Christopher Edward de Souza (born 6 June 1943) is an English composer, teacher, music director, broadcaster, opera producer and author. He has presented programmes on BBC Radio 3, Radio 4 and World Service.

==Education and career==
Chris de Souza is a graduate in music from Bristol University (1966) and a graduate of the Directors' Course of the Bristol Old Vic Theatre School.

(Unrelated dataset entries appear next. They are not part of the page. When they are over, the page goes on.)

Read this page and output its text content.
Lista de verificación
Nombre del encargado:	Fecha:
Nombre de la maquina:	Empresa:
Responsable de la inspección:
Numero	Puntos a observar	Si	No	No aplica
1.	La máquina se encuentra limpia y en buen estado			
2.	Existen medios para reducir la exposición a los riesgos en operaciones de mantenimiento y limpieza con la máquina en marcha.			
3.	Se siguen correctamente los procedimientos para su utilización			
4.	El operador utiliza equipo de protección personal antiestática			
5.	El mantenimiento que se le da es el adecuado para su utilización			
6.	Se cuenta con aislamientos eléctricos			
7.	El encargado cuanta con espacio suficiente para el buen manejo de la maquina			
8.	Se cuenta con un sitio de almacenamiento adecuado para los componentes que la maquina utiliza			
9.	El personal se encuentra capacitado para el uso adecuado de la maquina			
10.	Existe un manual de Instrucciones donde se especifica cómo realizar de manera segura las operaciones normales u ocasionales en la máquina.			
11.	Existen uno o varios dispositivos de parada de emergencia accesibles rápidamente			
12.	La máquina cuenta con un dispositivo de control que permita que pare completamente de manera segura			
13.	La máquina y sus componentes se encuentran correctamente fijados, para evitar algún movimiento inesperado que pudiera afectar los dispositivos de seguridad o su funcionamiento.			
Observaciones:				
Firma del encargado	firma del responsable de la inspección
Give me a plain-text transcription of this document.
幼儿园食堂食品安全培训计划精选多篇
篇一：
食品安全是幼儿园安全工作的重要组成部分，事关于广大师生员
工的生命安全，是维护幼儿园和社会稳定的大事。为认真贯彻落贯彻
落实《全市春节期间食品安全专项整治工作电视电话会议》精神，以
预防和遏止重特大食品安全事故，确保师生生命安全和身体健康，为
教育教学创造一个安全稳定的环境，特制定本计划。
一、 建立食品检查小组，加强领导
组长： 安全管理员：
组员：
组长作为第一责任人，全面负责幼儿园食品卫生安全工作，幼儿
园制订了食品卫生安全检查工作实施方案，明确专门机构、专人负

He has worked in the media as a theatre director, radio music producer and presenter. Head of Music at St Bernadette Catholic Secondary School in Bristol from 1966 to 1970, he went on to become a Producer with Sadlers Wells/English National Opera in 1971. From then on De Souza produced over 100 operas around the world, among which the soundtrack for the fireworks display in the Silver Jubilee of Elizabeth II.

Since 1966 he wrote and performed several compositions like 8 Epithalamia for Organ, Maharajahs, The Ides of March, Children of the Light. In 1977 he devised the Liszt Festival of London editing and directing the first modern performance of Franz Liszt's opera Don Sanche. As a composer his music has been widely broadcast and performed, with recent commissions from the BBC, Southern Sinfonia, West Berkshire Maestros and the Lymington Choral Society.

In 1975 he joined the BBC Radio London becoming the BBC first Proms Producer in 1987. He presented Radio London's arts programme Look Stop Listen, Performance on 3 (with Humphrey Burton) and Discovering Music on BBC Radio 3 and Sky Digital. As a presenter his own programme Tuning Up, focusing on young musicians, won a Silver Medal at the New York Radio Festival in 1992. He has also presented on TV, BBC World Service, and broadcasts classical channels for many airlines. For 25 years, he has presented the Classical Channel on Emirates, and most recently presented the opera broadcasts on CNBCTV.

De Souza is an author of classical music guides like Looking at music, Listening to Music, The Kingfisher Young People's Book of Music, and wrote articles to The Listener, Music and Musicians, Musical Time and other magazines. As narrator he appears in works like Peter and the Wolf and The Carnival of the Animals, of which he performed his own version in the presence of HRH Princess Alexandra. Recent compositions include Bottom's Dream commissioned for the BBC Singers, a Trombone Concerto commissioned by Southern Sinfonia, and Loved and Unloved for the Lymington Choral Society.

He is a music teacher and works with many children's theatre groups. He was adjudicator at the Repton School music competitions in March 1984. From 1986 to 1999 he was a member of the British Youth Opera. He is also the Artistic Director of Southern Sinfonia in Newbury, a member of the Royal Society of Musicians and of the British Academy of Songwriters, Composers and Authors.

De Souza took over from Ann Wright as conductor of Cranford Choral Society, Wallingford, Oxfordshire in 2015.

De Souza once worked at the Dolphin School, Berkshire, where he taught Latin and Classical Studies, from 1 September 2011 till August 2024, and now only teaches at Bradfield College, where he teaches music.

==Awards and nominations==
De Souza has adjudicated for the BBC Young Musician of the Year award, the Royal Over-Seas League, and the Newbury Young Musician of the Year and chairs the Parkhouse Award for chamber music. As a record producer, he was nominated at the 2000 Grammy Awards for Powder Her Face.

==Personal life==
De Souza lives in Boxford, Berkshire, with his wife, Rachel de Souza, and two sons Tristan and Sebastian.